Mais Tiflis ne possédait pas un jardin comparable à celui de Vladicaucase.

Ses trois jours de purgatoire prirent fin et à la date fixée il eut le plaisir de rencontrer le capitaine Ivan Iliitch Poutilof. C’était un jeune homme d’à peine trente ans, déjà couvert de décorations et auquel le plus brillant avenir militaire paraissait assuré. Il témoigna un grand plaisir à faire la connaissance de son frère d’armes français. A voir la façon dont il le reçut et dont il décida de se consacrer à lui pendant son séjour à Tiflis, il semblait que sa vie n’eût jusqu’alors pas eu de but et que l’arrivée d’Alexandre Naudin vînt combler un vide cruellement ressenti. Il lui demanda aussitôt le nom de son père, et du coup, Alexandre Naudin devint Alexandre Edouardovitch.

Dès le premier soir, l’officier russe emmena son camarade dans un des cercles d’été sur la rive gauche de la Koura. C’était un jardin où l’on soupait en plein air à partir de onze heures. Toute la société de Tiflis s’y trouvait rassemblée et, à la voir manger de grand appétit, Alexandre Naudin eut la solution d’un petit problème qui s’était posé à lui depuis qu’il était arrivé dans la capitale du Caucase: celui de l’heure des repas pour les habitants de la ville. Il avait vu du monde à déjeuner dans les hôtels ou restaurants où il fréquentait. Mais à quelque heure et où qu’il se présentât pour dîner, il se trouvait seul. Quel était ce mystère?

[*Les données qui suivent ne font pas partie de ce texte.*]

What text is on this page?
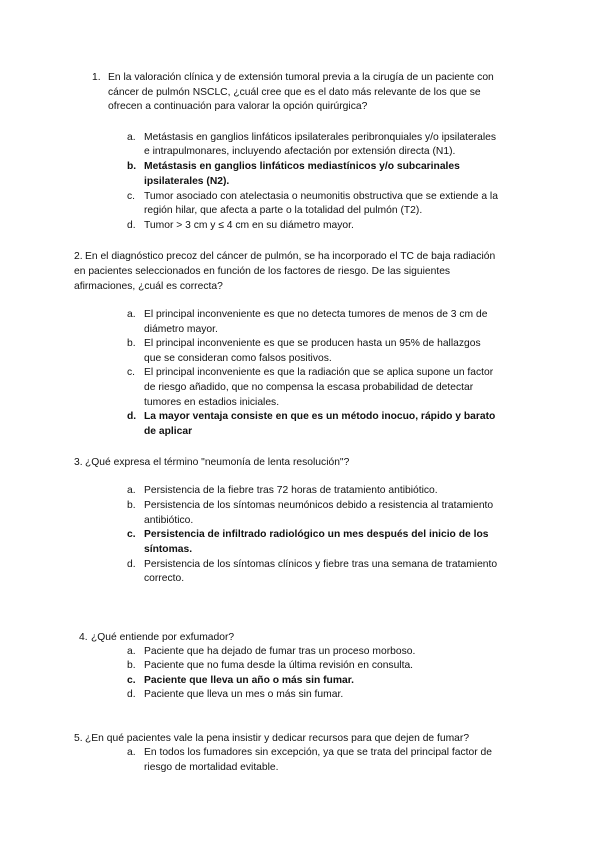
1. En la valoración clínica y de extensión tumoral previa a la cirugía de un paciente con
cáncer de pulmón NSCLC, ¿cuál cree que es el dato más relevante de los que se
ofrecen a continuación para valorar la opción quirúrgica?
a. Metástasis en ganglios linfáticos ipsilaterales peribronquiales y/o ipsilaterales
e intrapulmonares, incluyendo afectación por extensión directa (N1).
b. Metástasis en ganglios linfáticos mediastínicos y/o subcarinales
ipsilaterales (N2).
c. Tumor asociado con atelectasia o neumonitis obstructiva que se extiende a la
región hilar, que afecta a parte o la totalidad del pulmón (T2).
d. Tumor > 3 cm y ≤ 4 cm en su diámetro mayor.
2. En el diagnóstico precoz del cáncer de pulmón, se ha incorporado el TC de baja radiación
en pacientes seleccionados en función de los factores de riesgo. De las siguientes
afirmaciones, ¿cuál es correcta?
a. El principal inconveniente es que no detecta tumores de menos de 3 cm de
diámetro mayor.
b. El principal inconveniente es que se producen hasta un 95% de hallazgos
que se consideran como falsos positivos.
c. El principal inconveniente es que la radiación que se aplica supone un factor
de riesgo añadido, que no compensa la escasa probabilidad de detectar
tumores en estadios iniciales.
d. La mayor ventaja consiste en que es un método inocuo, rápido y barato
de aplicar
3. ¿Qué expresa el término "neumonía de lenta resolución"?
a. Persistencia de la fiebre tras 72 horas de tratamiento antibiótico.
b. Persistencia de los síntomas neumónicos debido a resistencia al tratamiento
antibiótico.
c. Persistencia de infiltrado radiológico un mes después del inicio de los
síntomas.
d. Persistencia de los síntomas clínicos y fiebre tras una semana de tratamiento
correcto.
4. ¿Qué entiende por exfumador?
a. Paciente que ha dejado de fumar tras un proceso morboso.
b. Paciente que no fuma desde la última revisión en consulta.
c. Paciente que lleva un año o más sin fumar.
d. Paciente que lleva un mes o más sin fumar.
5. ¿En qué pacientes vale la pena insistir y dedicar recursos para que dejen de fumar?
a. En todos los fumadores sin excepción, ya que se trata del principal factor de
riesgo de mortalidad evitable.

Il en demanda l’explication à Ivan Iliitch.

Celui-ci lui répondit:

—Mon cher Alexandre Edouardovitch, nous déjeunons, en effet, comme vous, entre midi et une heure. Puis vient la sieste, repos sacré pour les Russes et les Caucasiens dans notre été torride. Après la sieste, vers les cinq ou six heures, nous prenons le thé ou chez un pâtissier ou, de préférence, chez nous. Et la vie de société recommence avec le souper que vous voyez ici. Comment donc vivre de jour, alors que les nuits du Caucase sont incomparables? Hommes, femmes, jeunes filles se retrouvent ici le soir et y restent jusqu’à une ou deux heures du matin. On se promène, on cause, on écoute la musique, on mange, on boit et, enfin, on a les joies du loto auxquelles je vais vous initier.